Desde que los universitarios usan móvil, los locutorios telefónicos han ido desapareciendo y ya sólo funciona a pleno rendimiento el de la avenida de Alemania, que vive fundamentalmente de los inmigrantes. Llaman desde los locutorios más barato que desde un teléfono habitual y, además, pueden enviar dinero a sus familias a través de la empresa Mony Gram . Los locutorios facturan a través de empresas intermediarias que compran minutos a Telefónica. Así, Elenita puede llamar a Colombia ahorrándose 38 céntimos en cada minuto.

En el locutorio de la avenida de Alemania se pueden escuchar las conversaciones de Elenita y de otras madres hispanas y el alma se cae a los pies. "Hija mía, yo no puedo ir ni tú puedes venir... No te vayas, sigue hablando, dime algo, cuéntame cosas, me acuerdo de ti a cada instante"... Después rompen a llorar y ya no pueden seguir.

No hay un censo real de inmigrantes sin papeles cacereños, pero por las llamadas telefónicas, predominan los colombianos, argentinos, marroquíes, checos, bielorrusos, rumanos y ucranianos. Muchas mujeres acuden a llamar cada día: el rato de tertulia en los bancos de Cánovas y la llamada a la familia son sus inyecciones cotidianas de optimismo. Otro rito que no suele faltar es la visita semanal a las Trinitarias.

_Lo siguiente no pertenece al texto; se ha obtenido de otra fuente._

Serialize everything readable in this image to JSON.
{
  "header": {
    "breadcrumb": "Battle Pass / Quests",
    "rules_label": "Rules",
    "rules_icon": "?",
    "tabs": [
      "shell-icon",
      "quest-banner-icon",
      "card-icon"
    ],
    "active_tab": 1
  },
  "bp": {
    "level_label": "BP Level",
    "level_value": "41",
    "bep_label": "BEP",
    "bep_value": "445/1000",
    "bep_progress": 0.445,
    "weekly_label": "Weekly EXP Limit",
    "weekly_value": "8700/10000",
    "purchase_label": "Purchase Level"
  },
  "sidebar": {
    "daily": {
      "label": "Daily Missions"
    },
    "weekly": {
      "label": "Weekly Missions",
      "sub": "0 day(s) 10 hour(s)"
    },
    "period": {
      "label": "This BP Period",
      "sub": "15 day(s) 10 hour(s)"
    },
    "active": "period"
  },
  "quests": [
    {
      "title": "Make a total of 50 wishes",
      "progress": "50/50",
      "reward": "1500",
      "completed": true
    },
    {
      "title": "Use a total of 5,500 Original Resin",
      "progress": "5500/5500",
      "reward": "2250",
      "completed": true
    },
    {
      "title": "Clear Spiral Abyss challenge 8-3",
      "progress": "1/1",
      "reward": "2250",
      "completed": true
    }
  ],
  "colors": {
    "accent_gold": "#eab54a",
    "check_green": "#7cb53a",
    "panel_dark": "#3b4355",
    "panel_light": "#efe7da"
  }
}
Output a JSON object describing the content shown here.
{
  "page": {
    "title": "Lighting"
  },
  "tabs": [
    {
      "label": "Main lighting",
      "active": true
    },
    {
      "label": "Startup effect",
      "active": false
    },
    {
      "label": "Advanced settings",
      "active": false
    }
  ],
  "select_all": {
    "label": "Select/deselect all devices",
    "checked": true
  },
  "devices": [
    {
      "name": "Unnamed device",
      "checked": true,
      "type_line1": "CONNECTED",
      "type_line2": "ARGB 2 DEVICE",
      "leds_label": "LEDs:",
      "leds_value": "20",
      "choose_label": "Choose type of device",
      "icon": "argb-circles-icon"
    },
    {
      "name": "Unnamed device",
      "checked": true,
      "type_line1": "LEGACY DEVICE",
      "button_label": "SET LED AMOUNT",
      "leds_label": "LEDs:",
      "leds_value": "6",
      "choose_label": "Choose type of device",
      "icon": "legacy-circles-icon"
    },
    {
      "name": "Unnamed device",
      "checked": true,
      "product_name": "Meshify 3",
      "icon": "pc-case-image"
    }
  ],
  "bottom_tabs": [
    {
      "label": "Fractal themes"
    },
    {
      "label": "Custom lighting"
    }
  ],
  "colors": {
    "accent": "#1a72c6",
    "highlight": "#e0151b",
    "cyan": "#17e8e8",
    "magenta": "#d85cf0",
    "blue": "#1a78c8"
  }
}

Cada jueves, minutos antes de las cinco de la tarde, la calle Adarve del Cristo es un crisol de razas y nacionalidades. Decenas de personas se aglomeran a la espera de que se abra la puerta del patio de las monjas. Es curioso el silencio que reina en la calle a pesar de que el grupo de personas es considerable. Es un silencio espeso, cargado de extrañas sensaciones de humillación y necesidad: son hombres y mujeres en busca de zapatos, de jerseis, de abrigos en invierno y camisetas en verano.

Hay marroquíes embozadas y rusas muy bellas de labios perfilados y maneras elegantes. Hay también gitanillas, cacereñas de siempre y algún mendigo honorable. Cuando se abren las puertas, las monjitas reciben con extrema amabilidad y los inmigrantes entran en tropel, buscando ser los primeros para escoger las mejores prendas.

Las monjas disponen las donaciones por secciones: primero, el calzado y los bolsos; después, camisetas, camisas, polos y ropa menuda; a continuación, americanas y prendas de más fuste; finalmente, la lencería, los complementos, los juguetes, los regalos, los detalles... Al cabo de media hora, los inmigrantes van saliendo de las trinitarias con su pequeño tesoro. Llevan sus bolsas de ropa usada con dignidad, sonríen y hacen acopio de coraje para encarar sus historias personales de desarraigo e ilusión mientras Cáceres, feliz, mira para otro lado.